Bu Erni menyelesaikan kelas lebih awal dari biasanya. Tapi aku tetap bergegas, dan berjalan cepat menyebrangi halaman gedung, untuk menghampiri Feli. Karena baru sadar kalau aku harus mengembalikan catatan Ekonomi Makro yang aku pinjam sebelum kelasnya di mulai pada pukul tiga. Aku kembali melihat jam tanganku, dan mempercepat langkahku. Aku hanya punya waktu lima menit.
"Bella?"
Dennis berlari melintasi rerumputan untuk berjalan di sampingku. "Kurasa kita belum resmi berkenalan," katanya, mengulurkan tangannya. "Dennis Pangestu."
Aku meraih tangannya dan tersenyum. "Bella, Arabella Tahlula."
"Aku udah lihat daftar nilai mahasiwa terbaik, kamu ada di peringkat delapan. Selamat ya Bell." dia tersenyum, memasukkan tangannya ke dalam saku.
"Terima kasih. Itu karena Ray membantuku, kalau nggak namaku nggak akan pernah masuk ke dalam daftar itu. Trust me."
"Oh, apakah kalian …."
"Teman," jawabku cepat pada pertanyaanya yang menggantung.
Joshua mengangguk dan tersenyum. "Apakah dia memberitahumu ada pesta di House Circle akhir pekan ini?" House Circle adalah nama panggilan sebuah rumah besar yang biasa di jadikan tempat berkumpul suatu komunitas. Dalam kasusu ini BEM.
"Kami kebanyakan hanya berbicara tentang materi kuliah dan makanan." Dennis tertawa.
Saat kami sudah sampai di pintu gedung biru, Dennis bergeser hingga berjalan mundur menghadapku. "Kamu harus datang. Ini akan menyenangkan."
"Nanti deh aku tanya dulu sama Monic, dia datang atau nggak. Tapi aku memang belum ada rencana apa-apa sih. "
"Harus sama Monic?"
"Harus sama Monic, atau dia akan mengamuk karena aku pergi bersenang-senang sendirian."
"Ya udah kalau gitu. Sampai ketemu di sana Bell," katanya sebelum berbalik.
Aku melihatnya berjalan pergi, tubuhnya tinggi, kalau dilihat sekali lagi dia nggak terlalu kurus, tubuhnya terlihat lebih gagah dengan kemeja bergaris-garis dan celana jins. Dengan rambut yang di potong seperti perm.
Aku menggigit bibirku salah tingkah, nggak ada salahnya mencoba.
"Jangan dilihatin terus," kata Feli di telingaku.

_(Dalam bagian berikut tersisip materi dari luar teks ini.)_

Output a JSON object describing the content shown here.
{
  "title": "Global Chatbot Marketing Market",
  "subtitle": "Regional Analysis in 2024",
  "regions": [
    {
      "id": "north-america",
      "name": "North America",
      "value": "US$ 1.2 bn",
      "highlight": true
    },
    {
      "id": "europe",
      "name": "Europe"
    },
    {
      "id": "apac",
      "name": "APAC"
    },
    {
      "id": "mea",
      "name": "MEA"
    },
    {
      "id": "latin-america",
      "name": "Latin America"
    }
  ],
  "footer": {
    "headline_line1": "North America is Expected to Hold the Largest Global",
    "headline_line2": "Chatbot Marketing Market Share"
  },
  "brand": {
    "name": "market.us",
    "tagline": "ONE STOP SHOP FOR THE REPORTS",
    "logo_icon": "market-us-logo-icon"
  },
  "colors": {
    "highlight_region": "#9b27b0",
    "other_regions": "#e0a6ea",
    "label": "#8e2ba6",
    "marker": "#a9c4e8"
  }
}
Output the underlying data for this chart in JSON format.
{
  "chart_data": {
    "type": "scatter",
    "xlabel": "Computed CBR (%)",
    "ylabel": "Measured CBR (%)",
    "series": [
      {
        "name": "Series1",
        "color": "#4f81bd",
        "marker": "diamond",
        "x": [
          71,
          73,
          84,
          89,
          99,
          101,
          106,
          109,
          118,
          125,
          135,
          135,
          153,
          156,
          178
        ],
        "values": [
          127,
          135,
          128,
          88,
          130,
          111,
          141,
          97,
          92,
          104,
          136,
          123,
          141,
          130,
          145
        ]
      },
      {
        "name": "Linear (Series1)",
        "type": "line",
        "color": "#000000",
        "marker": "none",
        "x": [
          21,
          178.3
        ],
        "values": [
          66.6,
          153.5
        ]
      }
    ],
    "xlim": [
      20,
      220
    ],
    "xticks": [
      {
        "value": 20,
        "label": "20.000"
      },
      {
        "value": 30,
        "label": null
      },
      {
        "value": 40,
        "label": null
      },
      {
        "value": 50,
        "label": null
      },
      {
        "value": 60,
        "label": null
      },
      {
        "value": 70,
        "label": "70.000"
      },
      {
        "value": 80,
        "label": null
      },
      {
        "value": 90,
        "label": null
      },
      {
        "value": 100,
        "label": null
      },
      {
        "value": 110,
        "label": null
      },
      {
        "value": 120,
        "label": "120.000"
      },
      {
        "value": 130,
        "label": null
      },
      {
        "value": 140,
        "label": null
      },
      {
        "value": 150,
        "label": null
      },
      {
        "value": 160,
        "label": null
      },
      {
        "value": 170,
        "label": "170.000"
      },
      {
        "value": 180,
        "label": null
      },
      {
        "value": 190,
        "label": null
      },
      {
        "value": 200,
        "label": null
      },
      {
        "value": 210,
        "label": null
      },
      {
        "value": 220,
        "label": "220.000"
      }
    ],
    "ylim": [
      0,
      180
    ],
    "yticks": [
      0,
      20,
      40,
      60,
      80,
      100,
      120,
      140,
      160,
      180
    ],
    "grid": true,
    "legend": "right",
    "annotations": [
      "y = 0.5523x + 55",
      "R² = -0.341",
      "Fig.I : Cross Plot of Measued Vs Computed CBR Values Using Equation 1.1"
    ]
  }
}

"Dia manis, ya?" tanyaku, tak bisa berhenti tersenyum.
"Ya, dia lucu… dalam posisi misionaris yang rapi seperti itu."
"Fel!" Aku meringis, memukul bahunya karena gemas pada komentarnya yang nggak pernah jauh dari urusan ranjang. "Lo bawa catatan gue nggak?"
"Ya iyalah, emangnya mau ngapain lagi gue di sini? kelas kita, kan, nggak sama," kataku, menarik buku yang dia maksud dari tasku.
"Terima kasih kembali" katanya menyindir, yang hanya aku balas dengan cengiran.
Feli memasukan bukku catatananya ke dalam tas, "Air di asrama mati."
"Hah? Lo dari sana?" tanyaku.
"Ya kalau nggak dari mana dong gue tahu?" jawabnya sebal sambil menyampirkan tasnya kembali ke bahu.
"Gue mau ngungsi ke kosan cowok gue lo mau ikut?" kalau aku bilang iya, bukankah namanya bunuh diri?
"Nggak deh, gue skip." Aku melambai dan berbalik meninggalkan Feli, untuk kembali ke asrama.
***
"Air mati, listrik juga mati," kata Kiara begitu aku membuka pintu kamar.
"Bisa seharian, ada yang rusak dan petugas baru bisa datang menjelang malam," tambahnya.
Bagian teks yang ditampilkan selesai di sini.